26  High-Dimensional Prediction Models

Recent article proposed and evaluated high-dimensional prediction models (hdPMs) using linked health administrative data to predict long-term mortality risk (Hossain et al. 2025). Their key objective was to assess whether hdPMs could compensate for the absence of important clinical predictors (e.g., age, smoking, BMI) by using a large number of routinely collected health-care variables (e.g., ICD-9/10 codes).

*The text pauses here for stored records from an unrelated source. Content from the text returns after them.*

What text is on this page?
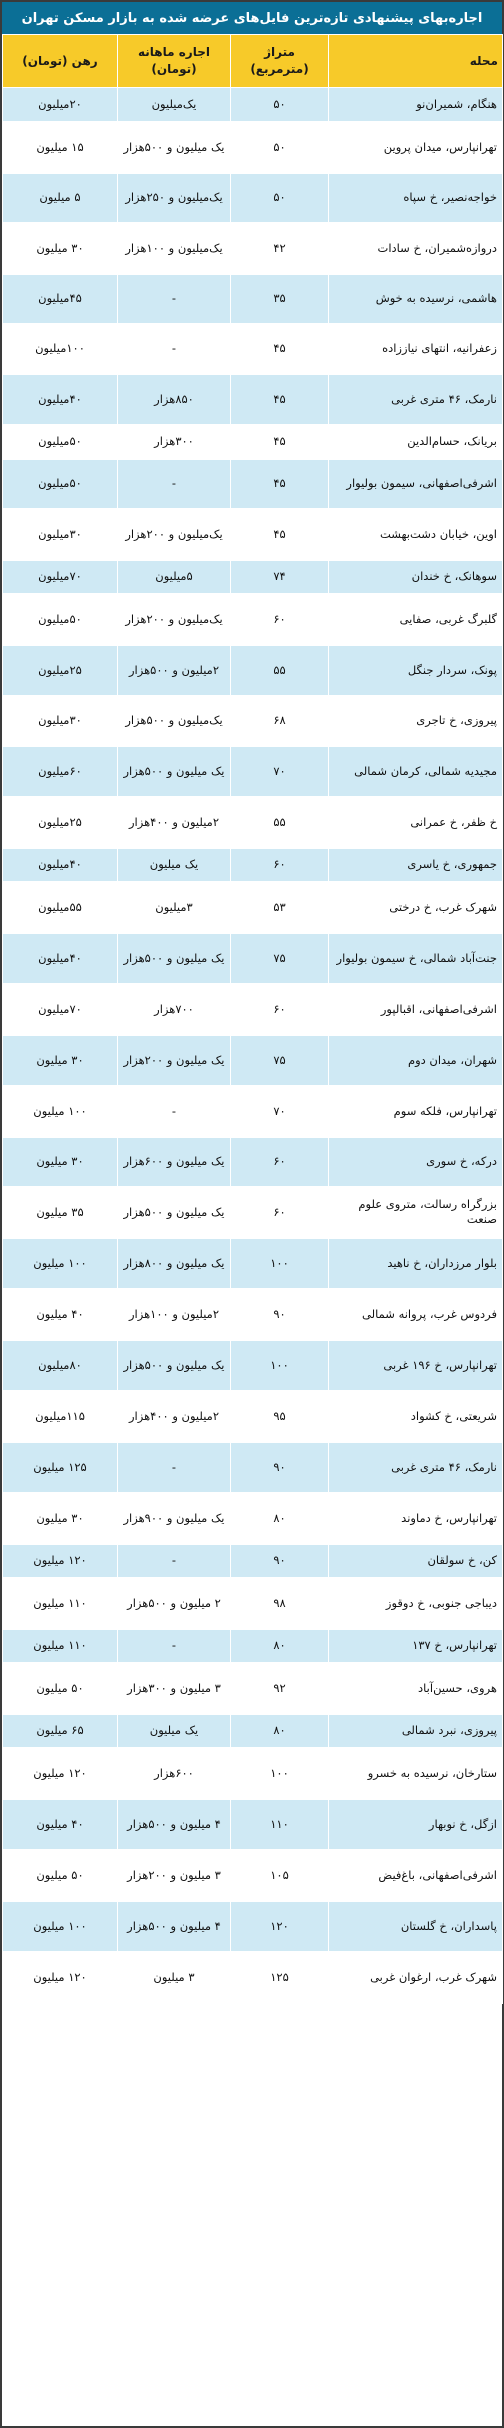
اجاره‌بهای پیشنهادی تازه‌ترین فایل‌های عرضه شده به بازار مسکن تهران
محله	متراژ (مترمربع)	اجاره ماهانه (تومان)	رهن (تومان)
هنگام، شمیران‌نو	۵۰	یک‌میلیون	۲۰میلیون
تهرانپارس، میدان پروین	۵۰	یک میلیون و ۵۰۰هزار	۱۵ میلیون
خواجه‌نصیر، خ سپاه	۵۰	یک‌میلیون و ۲۵۰هزار	۵ میلیون
دروازه‌شمیران، خ سادات	۴۲	یک‌میلیون و ۱۰۰هزار	۳۰ میلیون
هاشمی، نرسیده به خوش	۳۵	-	۴۵میلیون
زعفرانیه، انتهای نیاززاده	۴۵	-	۱۰۰میلیون
نارمک، ۴۶ متری غربی	۴۵	۸۵۰هزار	۴۰میلیون
بریانک، حسام‌الدین	۴۵	۳۰۰هزار	۵۰میلیون
اشرفی‌اصفهانی، سیمون بولیوار	۴۵	-	۵۰میلیون
اوین، خیابان دشت‌بهشت	۴۵	یک‌میلیون و ۲۰۰هزار	۳۰میلیون
سوهانک، خ خندان	۷۴	۵میلیون	۷۰میلیون
گلبرگ غربی، صفایی	۶۰	یک‌میلیون و ۲۰۰هزار	۵۰میلیون
پونک، سردار جنگل	۵۵	۲میلیون و ۵۰۰هزار	۲۵میلیون
پیروزی، خ تاجری	۶۸	یک‌میلیون و ۵۰۰هزار	۳۰میلیون
مجیدیه شمالی، کرمان شمالی	۷۰	یک میلیون و ۵۰۰هزار	۶۰میلیون
خ ظفر، خ عمرانی	۵۵	۲میلیون و ۴۰۰هزار	۲۵میلیون
جمهوری، خ یاسری	۶۰	یک میلیون	۴۰میلیون
شهرک غرب، خ درختی	۵۳	۳میلیون	۵۵میلیون
جنت‌آباد شمالی، خ سیمون بولیوار	۷۵	یک میلیون و ۵۰۰هزار	۴۰میلیون
اشرفی‌اصفهانی، اقبالپور	۶۰	۷۰۰هزار	۷۰میلیون
شهران، میدان دوم	۷۵	یک میلیون و ۲۰۰هزار	۳۰ میلیون
تهرانپارس، فلکه سوم	۷۰	-	۱۰۰ میلیون
درکه، خ سوری	۶۰	یک میلیون و ۶۰۰هزار	۳۰ میلیون
بزرگراه رسالت، متروی علوم صنعت	۶۰	یک میلیون و ۵۰۰هزار	۳۵ میلیون
بلوار مرزداران، خ ناهید	۱۰۰	یک میلیون و ۸۰۰هزار	۱۰۰ میلیون
فردوس غرب، پروانه شمالی	۹۰	۲میلیون و ۱۰۰هزار	۴۰ میلیون
تهرانپارس، خ ۱۹۶ غربی	۱۰۰	یک میلیون و ۵۰۰هزار	۸۰میلیون
شریعتی، خ کشواد	۹۵	۲میلیون و ۴۰۰هزار	۱۱۵میلیون
نارمک، ۴۶ متری غربی	۹۰	-	۱۲۵ میلیون
تهرانپارس، خ دماوند	۸۰	یک میلیون و ۹۰۰هزار	۳۰ میلیون
کن، خ سولقان	۹۰	-	۱۲۰ میلیون
دیباجی جنوبی، خ دوقوز	۹۸	۲ میلیون و ۵۰۰هزار	۱۱۰ میلیون
تهرانپارس، خ ۱۳۷	۸۰	-	۱۱۰ میلیون
هروی، حسین‌آباد	۹۲	۳ میلیون و ۳۰۰هزار	۵۰ میلیون
پیروزی، نبرد شمالی	۸۰	یک میلیون	۶۵ میلیون
ستارخان، نرسیده به خسرو	۱۰۰	۶۰۰هزار	۱۲۰ میلیون
ازگل، خ نوبهار	۱۱۰	۴ میلیون و ۵۰۰هزار	۴۰ میلیون
اشرفی‌اصفهانی، باغ‌فیض	۱۰۵	۳ میلیون و ۲۰۰هزار	۵۰ میلیون
پاسداران، خ گلستان	۱۲۰	۴ میلیون و ۵۰۰هزار	۱۰۰ میلیون
شهرک غرب، ارغوان غربی	۱۲۵	۳ میلیون	۱۲۰ میلیون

Based on simulations, their findings showed that Cox-LASSO hdPMs consistently outperformed conventional models in both discrimination (time-dependent c-statistic) and calibration, especially when strong clinical predictors were missing. For example, the c-statistic improved from 0.78 (conventional model) to 0.90 (LASSO-based hdPM) in simulations.

Feature hdPM hdPS / hdDRS
Goal Risk prediction (e.g., mortality stratification) Confounding adjustment in causal inference
Target Outcome model (e.g., Cox model for time to death) Exposure model (PS) or outcome model (DRS)
Use of empirical vars Yes, extensive ICD-9/10 code-based variables Yes, but fewer (typically 500 top-ranking)
Shrinkage used Regularization (LASSO) crucial for performance Often none; or simple score summaries
Interpretability Less interpretable, not designed for clinical use Often more interpretable in PS/DRS context
Main application Stratification, risk targeting at population level Adjustment in comparative effectiveness studies

This study shows that hdPMs are promising tools for population-level risk prediction, especially when clinical data are sparse. While hdPS/hdDRS target confounding control in causal inference, hdPMs aim to optimize outcome prediction, even when important variables are missing. The use of LASSO-based regularization is a key differentiator that enables hdPMs to avoid overfitting in high-dimensional spaces.